Dealer.com powers more than 12,000 dealerships across North America, including 90% of the top 125 dealer groups in the U.S., with search and social software and services. Its sites support approximately 36 million unique visitors monthly.

Nick Matarazzo, CEO of Jumpstart Automotive Group, said the publisher doesn't have the "feet on the street" to support all 18,000 automotive dealers in the United States. The biggest challenge becomes building the technology that allows Jumpstart to identify specific consumers moving across screens and devices as IP addresses change, but Matarazzo believes the company will jump the hurdle in "relatively short order."

"We look at the behavior of why and when people buy," he said. "We also look at engagement and the way people travel across sites. If you're looking for a new BMW, do you also check out Mercedes? It's fascinating to see how models get cross-shopped."

Matarazzo said when people research cars online, 75% of the time they start with one model and buy something else, but "most OEMs don't know how to talk to consumers via mobile." He plans to change that through findings from several ongoing research studies identifying the personal creative focus that works.

Dave Winslow, Dealer.com chief digital strategist, said the two companies have been testing the ads for the past six months.
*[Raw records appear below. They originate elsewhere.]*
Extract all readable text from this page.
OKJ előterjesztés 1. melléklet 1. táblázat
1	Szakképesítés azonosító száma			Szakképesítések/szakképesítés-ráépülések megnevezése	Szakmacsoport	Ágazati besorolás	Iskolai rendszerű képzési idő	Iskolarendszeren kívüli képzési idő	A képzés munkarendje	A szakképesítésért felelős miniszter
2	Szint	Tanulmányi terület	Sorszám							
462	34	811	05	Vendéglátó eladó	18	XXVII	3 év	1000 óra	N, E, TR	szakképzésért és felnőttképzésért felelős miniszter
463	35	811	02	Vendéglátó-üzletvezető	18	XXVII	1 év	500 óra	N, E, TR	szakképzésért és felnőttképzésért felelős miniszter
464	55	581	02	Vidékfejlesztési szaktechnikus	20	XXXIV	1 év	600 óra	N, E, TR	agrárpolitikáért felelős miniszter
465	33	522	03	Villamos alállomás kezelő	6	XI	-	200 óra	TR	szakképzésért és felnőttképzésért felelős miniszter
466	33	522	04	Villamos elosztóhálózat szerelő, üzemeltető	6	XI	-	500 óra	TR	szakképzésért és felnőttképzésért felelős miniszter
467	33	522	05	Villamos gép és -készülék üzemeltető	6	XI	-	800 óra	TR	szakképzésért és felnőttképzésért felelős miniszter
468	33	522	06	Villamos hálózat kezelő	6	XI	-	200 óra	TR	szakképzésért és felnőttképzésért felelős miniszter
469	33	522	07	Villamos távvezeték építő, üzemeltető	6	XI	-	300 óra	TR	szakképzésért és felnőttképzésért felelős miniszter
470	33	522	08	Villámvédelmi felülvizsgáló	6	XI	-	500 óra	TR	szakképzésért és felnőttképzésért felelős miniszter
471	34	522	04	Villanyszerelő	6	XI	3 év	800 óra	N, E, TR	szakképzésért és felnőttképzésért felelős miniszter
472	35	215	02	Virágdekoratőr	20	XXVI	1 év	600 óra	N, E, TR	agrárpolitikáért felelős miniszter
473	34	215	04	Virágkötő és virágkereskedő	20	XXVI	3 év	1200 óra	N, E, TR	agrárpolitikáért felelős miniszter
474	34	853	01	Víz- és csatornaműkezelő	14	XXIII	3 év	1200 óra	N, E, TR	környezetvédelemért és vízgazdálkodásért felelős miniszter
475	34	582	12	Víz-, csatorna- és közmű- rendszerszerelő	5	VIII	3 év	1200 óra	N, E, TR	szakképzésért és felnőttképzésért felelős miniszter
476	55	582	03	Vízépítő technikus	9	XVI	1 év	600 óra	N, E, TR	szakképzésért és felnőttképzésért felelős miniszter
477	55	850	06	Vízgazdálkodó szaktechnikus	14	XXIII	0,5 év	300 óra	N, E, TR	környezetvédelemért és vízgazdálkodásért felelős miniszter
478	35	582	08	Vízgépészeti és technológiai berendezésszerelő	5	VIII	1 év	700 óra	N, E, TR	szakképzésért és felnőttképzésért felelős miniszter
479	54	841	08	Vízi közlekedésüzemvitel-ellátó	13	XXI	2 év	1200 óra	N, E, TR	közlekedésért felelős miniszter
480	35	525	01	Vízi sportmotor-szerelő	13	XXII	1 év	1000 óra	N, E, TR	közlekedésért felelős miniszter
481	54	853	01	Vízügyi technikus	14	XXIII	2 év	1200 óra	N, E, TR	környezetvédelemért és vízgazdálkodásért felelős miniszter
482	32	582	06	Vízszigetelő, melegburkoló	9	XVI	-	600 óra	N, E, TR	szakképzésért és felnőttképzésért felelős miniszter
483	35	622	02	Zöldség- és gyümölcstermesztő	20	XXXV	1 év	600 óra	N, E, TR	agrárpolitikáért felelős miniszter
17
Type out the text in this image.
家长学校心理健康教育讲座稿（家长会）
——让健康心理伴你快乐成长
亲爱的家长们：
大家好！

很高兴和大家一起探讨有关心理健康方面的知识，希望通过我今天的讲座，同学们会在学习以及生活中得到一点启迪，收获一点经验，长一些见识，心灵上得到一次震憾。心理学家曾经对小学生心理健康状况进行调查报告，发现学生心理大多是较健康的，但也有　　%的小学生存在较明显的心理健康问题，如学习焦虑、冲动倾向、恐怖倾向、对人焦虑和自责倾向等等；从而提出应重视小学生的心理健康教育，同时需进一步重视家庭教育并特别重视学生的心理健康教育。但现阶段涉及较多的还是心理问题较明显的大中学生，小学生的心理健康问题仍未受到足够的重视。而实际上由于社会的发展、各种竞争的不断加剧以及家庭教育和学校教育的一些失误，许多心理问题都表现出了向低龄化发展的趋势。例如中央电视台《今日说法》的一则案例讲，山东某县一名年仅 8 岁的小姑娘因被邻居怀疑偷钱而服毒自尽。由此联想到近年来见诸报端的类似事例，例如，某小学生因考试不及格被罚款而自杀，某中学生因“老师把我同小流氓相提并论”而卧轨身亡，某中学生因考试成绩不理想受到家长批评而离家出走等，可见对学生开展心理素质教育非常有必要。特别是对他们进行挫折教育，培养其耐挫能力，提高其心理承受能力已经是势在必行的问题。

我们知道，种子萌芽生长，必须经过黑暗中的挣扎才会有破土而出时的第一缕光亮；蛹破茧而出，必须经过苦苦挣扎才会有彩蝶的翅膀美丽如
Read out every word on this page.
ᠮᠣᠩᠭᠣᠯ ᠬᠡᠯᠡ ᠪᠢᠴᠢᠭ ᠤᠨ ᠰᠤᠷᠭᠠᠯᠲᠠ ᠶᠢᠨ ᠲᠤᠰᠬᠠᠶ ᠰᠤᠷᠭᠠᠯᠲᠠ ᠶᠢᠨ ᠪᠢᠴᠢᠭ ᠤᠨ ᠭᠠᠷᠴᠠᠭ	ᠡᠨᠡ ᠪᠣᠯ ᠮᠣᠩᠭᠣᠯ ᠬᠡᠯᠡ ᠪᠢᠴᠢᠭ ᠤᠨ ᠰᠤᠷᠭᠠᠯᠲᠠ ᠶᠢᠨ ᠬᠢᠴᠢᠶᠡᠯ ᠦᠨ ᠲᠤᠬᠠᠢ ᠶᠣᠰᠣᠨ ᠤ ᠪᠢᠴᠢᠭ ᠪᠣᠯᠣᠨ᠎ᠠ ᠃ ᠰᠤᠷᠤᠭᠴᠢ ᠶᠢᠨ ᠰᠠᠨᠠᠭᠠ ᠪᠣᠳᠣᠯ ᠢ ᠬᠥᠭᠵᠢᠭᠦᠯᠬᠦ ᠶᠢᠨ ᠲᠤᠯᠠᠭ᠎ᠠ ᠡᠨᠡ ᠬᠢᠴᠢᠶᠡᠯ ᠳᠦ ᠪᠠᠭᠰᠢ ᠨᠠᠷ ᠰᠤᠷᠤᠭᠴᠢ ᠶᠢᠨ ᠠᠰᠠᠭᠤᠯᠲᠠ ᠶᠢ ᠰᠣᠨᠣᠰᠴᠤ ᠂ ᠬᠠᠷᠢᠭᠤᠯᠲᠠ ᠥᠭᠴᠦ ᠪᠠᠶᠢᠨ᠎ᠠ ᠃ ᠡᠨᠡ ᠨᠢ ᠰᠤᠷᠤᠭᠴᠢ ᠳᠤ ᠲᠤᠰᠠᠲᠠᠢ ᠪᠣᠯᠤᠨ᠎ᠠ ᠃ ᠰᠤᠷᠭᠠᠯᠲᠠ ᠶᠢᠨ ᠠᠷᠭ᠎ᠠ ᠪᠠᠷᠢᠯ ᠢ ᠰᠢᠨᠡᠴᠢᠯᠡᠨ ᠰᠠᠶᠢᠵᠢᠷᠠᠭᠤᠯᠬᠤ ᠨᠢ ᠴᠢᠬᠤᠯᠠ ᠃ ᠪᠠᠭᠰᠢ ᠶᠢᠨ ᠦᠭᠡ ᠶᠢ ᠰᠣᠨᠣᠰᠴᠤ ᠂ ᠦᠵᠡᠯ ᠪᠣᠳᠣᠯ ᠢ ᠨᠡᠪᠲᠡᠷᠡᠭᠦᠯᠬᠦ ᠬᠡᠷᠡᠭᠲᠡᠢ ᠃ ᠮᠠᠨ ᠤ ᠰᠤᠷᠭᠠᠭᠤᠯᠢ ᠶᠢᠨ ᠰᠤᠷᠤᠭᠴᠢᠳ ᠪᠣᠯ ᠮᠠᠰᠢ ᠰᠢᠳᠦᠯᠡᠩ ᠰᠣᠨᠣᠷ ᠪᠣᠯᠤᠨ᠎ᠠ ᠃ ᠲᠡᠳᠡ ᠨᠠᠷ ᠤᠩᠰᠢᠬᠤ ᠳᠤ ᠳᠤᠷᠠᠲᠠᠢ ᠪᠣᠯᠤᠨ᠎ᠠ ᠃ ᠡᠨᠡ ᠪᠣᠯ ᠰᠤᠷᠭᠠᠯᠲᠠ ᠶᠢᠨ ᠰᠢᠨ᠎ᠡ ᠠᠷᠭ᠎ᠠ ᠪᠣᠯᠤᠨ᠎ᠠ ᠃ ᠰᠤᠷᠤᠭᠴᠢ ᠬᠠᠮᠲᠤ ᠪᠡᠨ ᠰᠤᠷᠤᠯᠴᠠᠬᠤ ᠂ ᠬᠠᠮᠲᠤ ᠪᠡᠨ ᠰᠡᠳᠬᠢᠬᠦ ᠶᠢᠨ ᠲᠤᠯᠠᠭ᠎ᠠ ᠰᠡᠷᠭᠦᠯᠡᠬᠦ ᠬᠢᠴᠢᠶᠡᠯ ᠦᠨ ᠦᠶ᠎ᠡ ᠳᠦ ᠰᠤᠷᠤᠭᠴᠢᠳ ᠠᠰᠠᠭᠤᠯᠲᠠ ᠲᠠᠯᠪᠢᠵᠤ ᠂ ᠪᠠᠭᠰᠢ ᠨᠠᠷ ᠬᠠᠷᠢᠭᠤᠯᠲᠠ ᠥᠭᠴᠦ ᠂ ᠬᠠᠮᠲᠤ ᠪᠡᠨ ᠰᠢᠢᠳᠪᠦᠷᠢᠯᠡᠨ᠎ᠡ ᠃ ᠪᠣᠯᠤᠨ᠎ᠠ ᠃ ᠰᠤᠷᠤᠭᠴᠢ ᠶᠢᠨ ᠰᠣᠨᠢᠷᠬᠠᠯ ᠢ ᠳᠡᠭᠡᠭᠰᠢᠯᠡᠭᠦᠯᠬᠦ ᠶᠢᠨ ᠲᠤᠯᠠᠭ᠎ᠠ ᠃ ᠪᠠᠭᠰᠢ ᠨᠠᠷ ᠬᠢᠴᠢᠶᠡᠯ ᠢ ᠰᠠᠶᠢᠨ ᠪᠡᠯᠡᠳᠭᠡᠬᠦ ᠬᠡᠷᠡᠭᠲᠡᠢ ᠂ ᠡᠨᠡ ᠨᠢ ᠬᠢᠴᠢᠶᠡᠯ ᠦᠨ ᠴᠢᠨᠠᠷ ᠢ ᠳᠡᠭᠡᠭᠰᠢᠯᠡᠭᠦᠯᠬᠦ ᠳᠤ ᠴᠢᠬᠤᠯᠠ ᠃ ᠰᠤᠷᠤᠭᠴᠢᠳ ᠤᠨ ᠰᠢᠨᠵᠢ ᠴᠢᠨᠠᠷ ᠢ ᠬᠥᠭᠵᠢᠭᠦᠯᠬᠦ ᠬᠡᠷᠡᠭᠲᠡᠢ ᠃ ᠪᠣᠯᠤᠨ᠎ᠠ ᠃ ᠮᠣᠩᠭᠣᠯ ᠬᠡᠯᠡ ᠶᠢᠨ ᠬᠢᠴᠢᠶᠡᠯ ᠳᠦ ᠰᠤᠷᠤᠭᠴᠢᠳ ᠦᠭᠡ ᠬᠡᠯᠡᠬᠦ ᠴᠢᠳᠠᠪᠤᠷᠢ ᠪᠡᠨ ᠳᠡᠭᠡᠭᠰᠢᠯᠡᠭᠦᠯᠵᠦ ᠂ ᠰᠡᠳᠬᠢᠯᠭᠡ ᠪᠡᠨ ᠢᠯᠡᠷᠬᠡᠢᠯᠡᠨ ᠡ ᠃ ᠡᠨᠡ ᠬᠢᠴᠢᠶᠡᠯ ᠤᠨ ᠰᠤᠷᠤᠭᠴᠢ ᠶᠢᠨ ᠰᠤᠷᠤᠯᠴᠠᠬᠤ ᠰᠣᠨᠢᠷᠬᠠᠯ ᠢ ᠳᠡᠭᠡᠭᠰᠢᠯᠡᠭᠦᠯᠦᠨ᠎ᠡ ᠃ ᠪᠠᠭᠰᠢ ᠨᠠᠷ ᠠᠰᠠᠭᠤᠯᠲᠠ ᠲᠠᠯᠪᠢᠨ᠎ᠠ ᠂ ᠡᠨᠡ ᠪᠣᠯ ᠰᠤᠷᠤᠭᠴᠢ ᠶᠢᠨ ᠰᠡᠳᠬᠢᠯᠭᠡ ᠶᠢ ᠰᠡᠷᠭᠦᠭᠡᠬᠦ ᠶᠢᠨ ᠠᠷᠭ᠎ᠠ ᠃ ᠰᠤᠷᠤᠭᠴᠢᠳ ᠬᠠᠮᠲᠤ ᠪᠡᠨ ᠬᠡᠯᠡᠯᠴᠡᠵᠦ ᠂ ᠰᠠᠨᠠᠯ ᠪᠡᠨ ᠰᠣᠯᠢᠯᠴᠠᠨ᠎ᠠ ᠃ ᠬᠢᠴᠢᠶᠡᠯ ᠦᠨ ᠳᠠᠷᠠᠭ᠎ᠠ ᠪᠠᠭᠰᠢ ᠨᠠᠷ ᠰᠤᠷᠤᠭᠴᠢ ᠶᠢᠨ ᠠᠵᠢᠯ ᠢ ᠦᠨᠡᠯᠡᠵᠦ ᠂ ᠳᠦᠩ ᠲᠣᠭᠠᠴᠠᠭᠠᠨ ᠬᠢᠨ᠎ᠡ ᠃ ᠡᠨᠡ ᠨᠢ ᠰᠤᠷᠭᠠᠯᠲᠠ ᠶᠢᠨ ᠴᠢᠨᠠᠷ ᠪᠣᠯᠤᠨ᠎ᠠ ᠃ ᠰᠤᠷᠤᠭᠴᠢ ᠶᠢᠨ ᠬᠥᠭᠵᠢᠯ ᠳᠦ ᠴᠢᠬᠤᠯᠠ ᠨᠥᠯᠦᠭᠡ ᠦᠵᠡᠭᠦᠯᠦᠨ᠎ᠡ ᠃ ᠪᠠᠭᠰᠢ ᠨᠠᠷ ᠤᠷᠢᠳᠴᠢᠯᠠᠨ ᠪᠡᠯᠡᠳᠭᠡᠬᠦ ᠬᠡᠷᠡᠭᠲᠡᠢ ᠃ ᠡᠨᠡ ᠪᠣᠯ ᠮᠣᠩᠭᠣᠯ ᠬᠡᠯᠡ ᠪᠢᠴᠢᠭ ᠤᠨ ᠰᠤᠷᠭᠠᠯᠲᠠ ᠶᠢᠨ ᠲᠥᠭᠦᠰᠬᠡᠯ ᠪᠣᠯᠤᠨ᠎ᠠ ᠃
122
The company measures success with a metric he calls view-through rate, rather than click-through.

Someone on Car and Driver might not click on an ad the first time, but because that brand ad made an impression, the consumer came back about 30 days later to complete a lead. Dealer.com's technology can attribute that impression to the action. "We typically see .2%, but with JumpStart that moved to above 1%," Winslow said. "The increase tells us the ad influenced the consumer."

Dealer.com already works with Google and Bing, but this deal represents the first with some of the biggest automotive publications.